Now that we’ve discussed Theoclymenus, who he is, his role in The Odyssey, his past, and his the omens he interprets, let us go over the key points of this article:

  • Theoclymenus, a prophet’s descendant, can interpret the birds as omens which played a small yet vital role in The Odyssey.
  • Escaping prosecution for Manslaughter in Argos, He asks to board Telemachus’ ship in exchange for his services; Telemachus warmly welcomes him aboard.
  • In search of his father, Telemachus went to Pylos as instructed by the Mentor, who was Athena in disguise.
  • He met Nestor, one of his father’s allies, during the Trojan war. Although he had no information on his father’s whereabouts, he instructed them to travel with Pisistratus to Sparta, where Menelaus lived.
  • Before his return home, Menelaus was stranded in Egypt, where he meets the Old sea god Proteus.
  • Menelaus proceeded to tell them of his adventures with Odysseus; from the tales of the Trojan Horse to the slaughtering of the Trojans, he recounted each detail to Telemachus and his men.
  • Menelaus then describes being stranded in Egypt and his struggles to capture Proteus, who informed him that Odysseus was on an island captive by the nymph Calypso.
  • As he left, he thanked Menelaus and Helen for their hospitality and proceeded to sail to Pylos.
  • Arriving at Pylos to drop Pisistratus, he meets Theoclymenus, a prophet wishing to board the ship; he warmly welcomes the seer and proceeds to sail to Ithaca.
  • The role of Theoclymenus in The Odyssey is seen as he proceeds to interpret an eagle with a dove in his talons, in which case states that the eagle being Odysseus and his kin would remain a powerful line and that no one would dare betray.
  • It is also worth noting that Theoclymenus also interpreted that Odysseus, much similar to the regal eagle, would swoop down and kill its prey which is implied to be the suitors unknowingly surprised by Odysseus.
  • In addition, Theoclymenus also tells of Telemachus’ father’s whereabouts and that he is currently in Ithaca seeking plans to return.

In conclusion, Theoclymenus has a minute yet vital role in The Odyssey. He provided a means of relief and the confidence that Telemachus needed during the latter’s lowest point. Telemachus had doubts, doubts that involved his strength for the throne, his father’s well-being, as well as his fears for the suitors and their plans.

Theoclymenus quelled the thought to all these doubts and fears, and in exchange for boarding Telemachus’ ship, he’d be the young voyager’s courage.

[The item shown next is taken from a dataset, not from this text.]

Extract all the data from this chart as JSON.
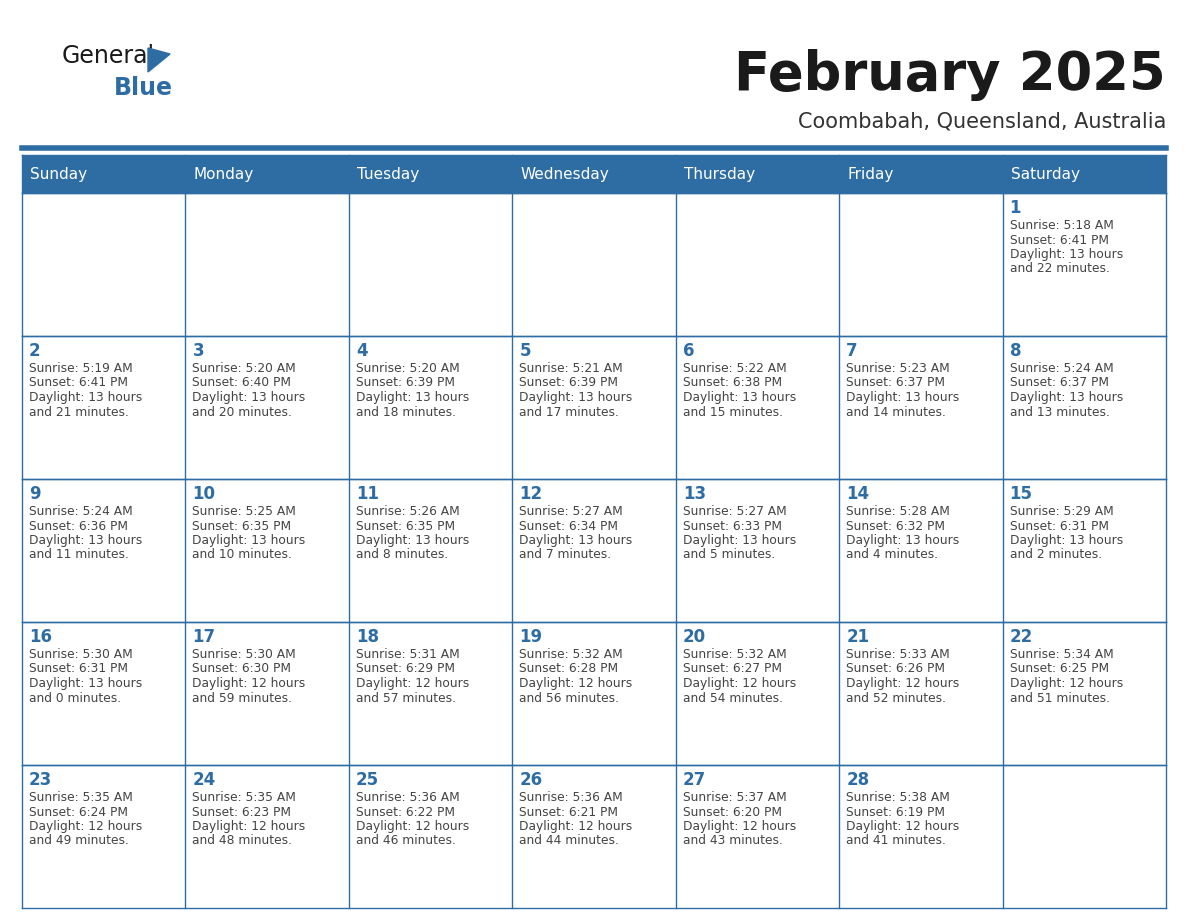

He provided interpretations to certain omens seen in the birds, and as a prophet, he told Telemachus that he would remain fit for the throne as next of kin to his father.

Without Theoclymenus in The Odyssey, Telemachus’ doubts would have eaten him whole and prevented him from truly becoming the man Odysseus envisioned him to be. We can say that Theoclymenus gave Telemachus the reassurance he needed.